The basic idea of a generational name cache is that there are three cache maps:
one is a long term cache and two represent "generations" of cached entries, one
"young" and one "old" generation. Name entries in the long term cache are
always looked up and returned directly without any synchronization or counting
taking place. If the long term cache is missed, the entry is looked up in
either of the generations or explicitly resolved using the decorated
NameResolver. Finally the resolved name entry added to the "young" generation
to mark it as recently requested.
After a configurable number of such long term cache misses (the "age" of the
generation) have been made, the union of the two generations is calculated and
added to the long term cache. I.e. the names that have been accessed
continuously over two cache generations will probably be used frequently in the
long term. Then the previous "young" generation is becomes the new "old"

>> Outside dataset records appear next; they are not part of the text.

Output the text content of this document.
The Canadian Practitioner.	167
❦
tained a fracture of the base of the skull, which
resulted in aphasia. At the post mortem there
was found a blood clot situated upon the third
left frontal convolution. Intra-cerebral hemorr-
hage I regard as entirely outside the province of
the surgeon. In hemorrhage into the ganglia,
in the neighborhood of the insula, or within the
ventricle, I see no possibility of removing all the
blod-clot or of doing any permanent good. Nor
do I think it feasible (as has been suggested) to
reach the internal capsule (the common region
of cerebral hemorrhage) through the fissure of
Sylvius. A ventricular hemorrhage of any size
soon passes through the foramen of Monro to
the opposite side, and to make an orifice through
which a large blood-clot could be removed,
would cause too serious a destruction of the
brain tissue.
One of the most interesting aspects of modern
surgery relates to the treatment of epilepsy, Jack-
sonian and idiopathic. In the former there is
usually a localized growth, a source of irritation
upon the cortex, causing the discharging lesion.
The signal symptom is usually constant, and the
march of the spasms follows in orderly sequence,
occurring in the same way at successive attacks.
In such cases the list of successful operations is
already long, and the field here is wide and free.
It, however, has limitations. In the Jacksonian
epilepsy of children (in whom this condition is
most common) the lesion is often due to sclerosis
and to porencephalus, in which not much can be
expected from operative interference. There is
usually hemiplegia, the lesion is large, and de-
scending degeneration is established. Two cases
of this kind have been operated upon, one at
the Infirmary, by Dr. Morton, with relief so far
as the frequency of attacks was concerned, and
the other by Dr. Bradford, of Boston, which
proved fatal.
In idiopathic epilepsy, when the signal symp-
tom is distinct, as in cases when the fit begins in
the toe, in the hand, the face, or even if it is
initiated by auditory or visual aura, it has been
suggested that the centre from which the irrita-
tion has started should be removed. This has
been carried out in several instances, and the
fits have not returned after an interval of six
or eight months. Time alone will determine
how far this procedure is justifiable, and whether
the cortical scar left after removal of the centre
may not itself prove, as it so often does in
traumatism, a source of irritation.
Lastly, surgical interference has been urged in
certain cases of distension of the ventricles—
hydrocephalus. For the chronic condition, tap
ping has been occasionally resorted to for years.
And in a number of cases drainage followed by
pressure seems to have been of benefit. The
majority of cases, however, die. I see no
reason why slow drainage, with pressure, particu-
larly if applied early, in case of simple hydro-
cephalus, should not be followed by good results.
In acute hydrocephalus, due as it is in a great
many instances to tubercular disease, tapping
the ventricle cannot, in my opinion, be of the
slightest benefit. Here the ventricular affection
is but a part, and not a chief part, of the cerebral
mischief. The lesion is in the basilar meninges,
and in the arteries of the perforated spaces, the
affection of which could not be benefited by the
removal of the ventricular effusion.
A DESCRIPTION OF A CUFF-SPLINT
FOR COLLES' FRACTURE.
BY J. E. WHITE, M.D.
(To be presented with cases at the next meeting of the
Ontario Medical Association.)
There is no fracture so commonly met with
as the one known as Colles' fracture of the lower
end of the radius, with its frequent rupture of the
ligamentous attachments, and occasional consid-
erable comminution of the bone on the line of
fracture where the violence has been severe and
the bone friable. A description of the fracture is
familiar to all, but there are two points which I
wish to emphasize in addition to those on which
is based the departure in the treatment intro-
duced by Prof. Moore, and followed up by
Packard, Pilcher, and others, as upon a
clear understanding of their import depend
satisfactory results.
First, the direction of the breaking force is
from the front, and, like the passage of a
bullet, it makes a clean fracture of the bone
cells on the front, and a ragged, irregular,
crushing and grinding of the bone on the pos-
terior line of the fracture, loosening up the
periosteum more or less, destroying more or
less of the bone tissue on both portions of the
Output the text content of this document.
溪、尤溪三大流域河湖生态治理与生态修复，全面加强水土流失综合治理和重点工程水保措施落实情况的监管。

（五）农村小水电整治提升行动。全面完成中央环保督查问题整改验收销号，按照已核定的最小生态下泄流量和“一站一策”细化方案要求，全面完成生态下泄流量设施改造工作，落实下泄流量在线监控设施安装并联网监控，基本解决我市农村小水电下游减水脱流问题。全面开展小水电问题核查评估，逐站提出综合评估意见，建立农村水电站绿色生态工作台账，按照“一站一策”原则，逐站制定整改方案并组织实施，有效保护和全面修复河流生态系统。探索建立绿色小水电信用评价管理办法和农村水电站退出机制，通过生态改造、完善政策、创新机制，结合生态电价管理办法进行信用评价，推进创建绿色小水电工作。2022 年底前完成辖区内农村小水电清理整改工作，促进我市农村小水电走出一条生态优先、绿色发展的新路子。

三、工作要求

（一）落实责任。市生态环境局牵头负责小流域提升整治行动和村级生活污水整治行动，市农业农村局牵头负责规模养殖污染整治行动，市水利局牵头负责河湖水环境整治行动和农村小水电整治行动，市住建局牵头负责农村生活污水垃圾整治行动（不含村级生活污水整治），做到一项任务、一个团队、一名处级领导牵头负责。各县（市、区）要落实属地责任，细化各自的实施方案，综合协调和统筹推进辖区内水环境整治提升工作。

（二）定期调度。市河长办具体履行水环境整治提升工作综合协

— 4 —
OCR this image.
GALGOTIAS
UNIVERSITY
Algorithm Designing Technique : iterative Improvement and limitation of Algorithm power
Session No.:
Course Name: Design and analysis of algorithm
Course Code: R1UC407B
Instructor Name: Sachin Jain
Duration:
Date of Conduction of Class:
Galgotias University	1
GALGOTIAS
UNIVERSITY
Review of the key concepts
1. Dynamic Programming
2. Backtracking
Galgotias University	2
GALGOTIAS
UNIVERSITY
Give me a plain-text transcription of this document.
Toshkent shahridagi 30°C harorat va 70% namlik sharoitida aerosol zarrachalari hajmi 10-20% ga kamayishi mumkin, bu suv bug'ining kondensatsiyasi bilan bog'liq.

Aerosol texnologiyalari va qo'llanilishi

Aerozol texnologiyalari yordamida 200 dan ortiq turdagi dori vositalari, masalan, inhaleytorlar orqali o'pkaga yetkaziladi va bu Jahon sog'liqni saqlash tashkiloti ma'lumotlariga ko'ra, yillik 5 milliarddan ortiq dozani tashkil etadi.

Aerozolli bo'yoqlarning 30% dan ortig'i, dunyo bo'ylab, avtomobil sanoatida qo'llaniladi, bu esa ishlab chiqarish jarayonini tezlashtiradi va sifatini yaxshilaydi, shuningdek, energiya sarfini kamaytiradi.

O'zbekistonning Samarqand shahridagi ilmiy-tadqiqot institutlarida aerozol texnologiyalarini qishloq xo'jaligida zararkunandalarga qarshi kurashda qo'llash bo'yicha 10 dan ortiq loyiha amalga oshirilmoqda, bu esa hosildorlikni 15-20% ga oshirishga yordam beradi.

generation, and a new empty "young" generation is started. Once the long term
cache reaches a specified maximum size, it gets replaced with just the union of
the last two generations.
The CachingNameResolver is also implemented so that no synchronization is
required for accessing the long term cache. Synchronization is only used when a
long term cache miss occurs and even then concurrent reads to the long term
cache can continue.
> Improve name resolution
> -----------------------
>
> Key: JCR-688
> URL: https://issues.apache.org/jira/browse/JCR-688
> Project: Jackrabbit
> Issue Type: Improvement
> Components: core
> Reporter: Jukka Zitting
> Priority: Minor
> Fix For: 1.3
>
> Attachments: JCR-688.LocalCache.patch, JCR-688.NameResolver.patch
>
>
> As discussed in JCR-685, the current CachingNamespaceResolver class contains
> excessive synchronization causing monitor contention that reduces performance.
> In JCR-685 there's a proposed patch that replaces synchronization with a
> read-write lock that would allow concurrent read access to the name cache.